As droll and as popular as ever, humorist David Sedaris returns this fall with A Carnival of Snackery: Diaries (2003-2020) (Little, Brown, Oct. 5), a follow-up to the earlier journal entries collected in Theft by Finding. Kirkus calls the book “a rich trove for hardcore Sedaris fans.”
When you’re publishing your diaries, you can’t keep everything. How do you decide what ends up on the cutting room floor?
I cut probably 99% of what I wrote between 2003 and 2020. Most of it was easy to discard—too dull, too whiny, etc. Then, too, I cut things for privacy, not mine so much as various friends’ or family members.’ I kept things I thought were funny or that astonished me, like the fact that when deaf people gain their hearing, they’re often surprised that the sun doesn’t make any noise.
You’ve written essays about your experiences, and now you’ve published your diaries. If someone else were going to write the story of your life, who would you want it to be?
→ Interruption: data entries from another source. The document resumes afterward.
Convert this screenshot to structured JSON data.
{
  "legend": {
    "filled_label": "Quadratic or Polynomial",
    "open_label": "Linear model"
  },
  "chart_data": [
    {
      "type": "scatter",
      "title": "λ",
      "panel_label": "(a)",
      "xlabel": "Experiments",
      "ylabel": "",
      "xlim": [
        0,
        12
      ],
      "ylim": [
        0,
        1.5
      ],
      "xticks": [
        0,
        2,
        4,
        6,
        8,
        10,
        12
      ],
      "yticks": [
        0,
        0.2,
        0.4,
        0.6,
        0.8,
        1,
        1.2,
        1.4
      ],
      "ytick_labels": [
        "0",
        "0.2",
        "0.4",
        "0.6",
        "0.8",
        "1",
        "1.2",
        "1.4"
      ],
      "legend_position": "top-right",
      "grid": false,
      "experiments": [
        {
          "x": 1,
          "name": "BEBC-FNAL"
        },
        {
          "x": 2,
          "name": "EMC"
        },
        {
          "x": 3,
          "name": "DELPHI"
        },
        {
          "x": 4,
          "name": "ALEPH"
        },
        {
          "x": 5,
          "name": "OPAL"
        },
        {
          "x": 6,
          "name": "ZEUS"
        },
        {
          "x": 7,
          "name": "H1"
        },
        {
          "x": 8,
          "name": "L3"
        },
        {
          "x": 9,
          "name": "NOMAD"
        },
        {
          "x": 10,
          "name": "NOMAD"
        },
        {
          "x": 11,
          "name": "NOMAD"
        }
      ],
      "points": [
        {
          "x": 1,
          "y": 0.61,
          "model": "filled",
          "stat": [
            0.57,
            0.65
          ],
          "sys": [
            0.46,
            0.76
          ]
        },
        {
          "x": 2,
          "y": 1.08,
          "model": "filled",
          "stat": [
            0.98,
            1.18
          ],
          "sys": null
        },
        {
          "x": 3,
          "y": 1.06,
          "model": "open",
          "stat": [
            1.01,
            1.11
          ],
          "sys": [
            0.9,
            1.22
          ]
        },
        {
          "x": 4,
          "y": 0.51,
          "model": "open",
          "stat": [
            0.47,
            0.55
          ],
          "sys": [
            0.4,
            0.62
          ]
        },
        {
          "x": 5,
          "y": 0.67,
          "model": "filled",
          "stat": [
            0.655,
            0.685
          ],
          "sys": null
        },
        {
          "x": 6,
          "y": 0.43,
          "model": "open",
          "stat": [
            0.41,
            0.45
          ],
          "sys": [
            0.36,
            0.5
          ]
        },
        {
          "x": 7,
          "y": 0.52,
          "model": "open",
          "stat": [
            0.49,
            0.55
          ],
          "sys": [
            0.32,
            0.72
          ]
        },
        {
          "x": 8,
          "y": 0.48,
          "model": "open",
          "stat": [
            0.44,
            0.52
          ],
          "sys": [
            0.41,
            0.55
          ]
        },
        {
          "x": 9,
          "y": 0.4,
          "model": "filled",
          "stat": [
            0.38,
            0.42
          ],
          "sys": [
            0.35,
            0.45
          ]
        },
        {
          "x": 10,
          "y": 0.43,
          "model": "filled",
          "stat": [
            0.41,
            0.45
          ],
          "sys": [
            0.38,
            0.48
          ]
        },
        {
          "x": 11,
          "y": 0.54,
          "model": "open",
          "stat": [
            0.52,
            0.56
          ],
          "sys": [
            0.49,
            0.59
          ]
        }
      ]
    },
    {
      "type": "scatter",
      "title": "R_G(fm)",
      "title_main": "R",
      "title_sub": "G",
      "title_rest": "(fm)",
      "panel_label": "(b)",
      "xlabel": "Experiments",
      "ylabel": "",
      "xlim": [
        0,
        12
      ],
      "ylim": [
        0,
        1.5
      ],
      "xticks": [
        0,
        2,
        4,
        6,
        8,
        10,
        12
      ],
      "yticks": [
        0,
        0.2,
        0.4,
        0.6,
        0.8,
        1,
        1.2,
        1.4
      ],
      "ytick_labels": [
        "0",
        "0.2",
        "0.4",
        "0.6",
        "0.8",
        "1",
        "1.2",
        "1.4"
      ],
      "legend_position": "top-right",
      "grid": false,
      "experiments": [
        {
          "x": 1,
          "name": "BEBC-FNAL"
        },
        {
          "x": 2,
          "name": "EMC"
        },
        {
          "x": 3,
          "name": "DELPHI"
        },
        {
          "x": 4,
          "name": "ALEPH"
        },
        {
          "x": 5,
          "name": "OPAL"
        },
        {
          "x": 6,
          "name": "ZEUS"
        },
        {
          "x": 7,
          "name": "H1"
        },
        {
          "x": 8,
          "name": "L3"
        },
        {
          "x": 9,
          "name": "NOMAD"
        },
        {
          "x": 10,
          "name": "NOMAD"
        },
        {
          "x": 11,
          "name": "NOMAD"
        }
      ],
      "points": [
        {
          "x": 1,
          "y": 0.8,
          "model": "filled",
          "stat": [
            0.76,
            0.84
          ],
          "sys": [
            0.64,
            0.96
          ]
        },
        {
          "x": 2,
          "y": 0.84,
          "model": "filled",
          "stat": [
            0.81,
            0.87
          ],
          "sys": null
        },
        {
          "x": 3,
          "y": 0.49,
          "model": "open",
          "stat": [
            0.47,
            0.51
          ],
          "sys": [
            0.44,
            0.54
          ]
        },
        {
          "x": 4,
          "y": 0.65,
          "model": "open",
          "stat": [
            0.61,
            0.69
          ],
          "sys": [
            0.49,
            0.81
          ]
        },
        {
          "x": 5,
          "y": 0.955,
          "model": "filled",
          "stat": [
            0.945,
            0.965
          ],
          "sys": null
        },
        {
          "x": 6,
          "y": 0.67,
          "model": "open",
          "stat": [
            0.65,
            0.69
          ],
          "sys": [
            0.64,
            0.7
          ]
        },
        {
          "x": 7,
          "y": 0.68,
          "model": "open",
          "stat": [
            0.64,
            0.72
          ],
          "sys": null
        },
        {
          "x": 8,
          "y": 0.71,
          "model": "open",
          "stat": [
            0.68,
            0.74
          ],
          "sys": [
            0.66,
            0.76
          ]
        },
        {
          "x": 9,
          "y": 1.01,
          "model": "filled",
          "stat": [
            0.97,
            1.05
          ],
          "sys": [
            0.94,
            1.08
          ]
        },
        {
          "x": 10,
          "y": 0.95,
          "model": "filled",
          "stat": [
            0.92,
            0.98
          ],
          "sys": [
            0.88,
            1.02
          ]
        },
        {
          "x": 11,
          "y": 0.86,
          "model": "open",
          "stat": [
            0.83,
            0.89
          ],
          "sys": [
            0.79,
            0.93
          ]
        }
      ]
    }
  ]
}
It never occurred to me that anyone would write my biography, mainly because my life is so small. I love to read about authors who brawled and slept around and knew a lot of famous people: Dorothy Parker, Phillip Roth, John Cheever, Jean Stafford, Robert Lowell. The only famous person I knew was Phyllis Diller, and I never have affairs or spats with other writers, so I’m afraid my biography would be pretty dull. Whoever writes it will have to do something to liven me up.
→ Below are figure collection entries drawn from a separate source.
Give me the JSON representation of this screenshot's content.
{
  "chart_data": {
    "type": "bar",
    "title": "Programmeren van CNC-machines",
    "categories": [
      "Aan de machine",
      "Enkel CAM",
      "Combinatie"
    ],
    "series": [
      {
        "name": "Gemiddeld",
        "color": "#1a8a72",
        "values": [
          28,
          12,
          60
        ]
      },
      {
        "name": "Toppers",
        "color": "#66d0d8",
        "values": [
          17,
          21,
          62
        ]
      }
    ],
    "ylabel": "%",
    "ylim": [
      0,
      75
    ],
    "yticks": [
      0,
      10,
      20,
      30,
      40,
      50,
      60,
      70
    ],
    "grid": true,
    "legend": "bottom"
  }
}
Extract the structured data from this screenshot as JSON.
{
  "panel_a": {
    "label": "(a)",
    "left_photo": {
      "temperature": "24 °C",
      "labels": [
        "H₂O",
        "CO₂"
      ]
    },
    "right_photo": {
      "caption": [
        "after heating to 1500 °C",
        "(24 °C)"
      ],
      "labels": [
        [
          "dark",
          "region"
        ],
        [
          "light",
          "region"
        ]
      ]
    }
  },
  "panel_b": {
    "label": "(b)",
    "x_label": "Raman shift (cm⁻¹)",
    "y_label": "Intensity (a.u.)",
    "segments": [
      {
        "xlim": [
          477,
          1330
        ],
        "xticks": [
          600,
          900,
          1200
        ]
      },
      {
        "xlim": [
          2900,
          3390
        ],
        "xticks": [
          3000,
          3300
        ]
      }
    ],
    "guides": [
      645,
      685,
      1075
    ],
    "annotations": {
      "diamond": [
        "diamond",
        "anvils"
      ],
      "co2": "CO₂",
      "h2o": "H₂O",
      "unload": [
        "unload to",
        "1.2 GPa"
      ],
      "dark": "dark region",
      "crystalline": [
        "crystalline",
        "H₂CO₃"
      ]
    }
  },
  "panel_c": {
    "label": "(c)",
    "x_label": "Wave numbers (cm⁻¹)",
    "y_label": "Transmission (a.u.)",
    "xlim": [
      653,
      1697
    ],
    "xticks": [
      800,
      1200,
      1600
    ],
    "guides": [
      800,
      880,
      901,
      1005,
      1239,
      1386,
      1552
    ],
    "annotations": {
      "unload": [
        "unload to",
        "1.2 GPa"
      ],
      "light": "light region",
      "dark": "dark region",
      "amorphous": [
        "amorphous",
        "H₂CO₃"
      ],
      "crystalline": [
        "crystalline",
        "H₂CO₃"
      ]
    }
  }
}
Are there published journals that you especially love or influenced you in putting together your own?
I love Alan Bennett’s diaries and Edmund Wilson’s. Mavis Gallant’s diaries are supposed to be coming out at some point. The New Yorker ran some excerpts, and I found them riveting.
Will you be touring for Carnival of Snackery? Anywhere you’re especially excited to be reading?
The book is coming out while I’m on a 72-city lecture tour, so I’ll be in theaters rather than bookstores. I love the Arlene Schnitzer Concert Hall in Portland, Oregon, because of the audience, and Benaroya Hall in Seattle because it’s so beautiful. I’m so grateful to be touring again that I’m looking as forward to Poughkeepsie as I am to Chicago.
What fall book are you most looking forward to getting your hands on?
Ann Patchett’s new essay collection, These Precious Days. I’ve loved the parts that have appeared in the New Yorker. She’s just the best.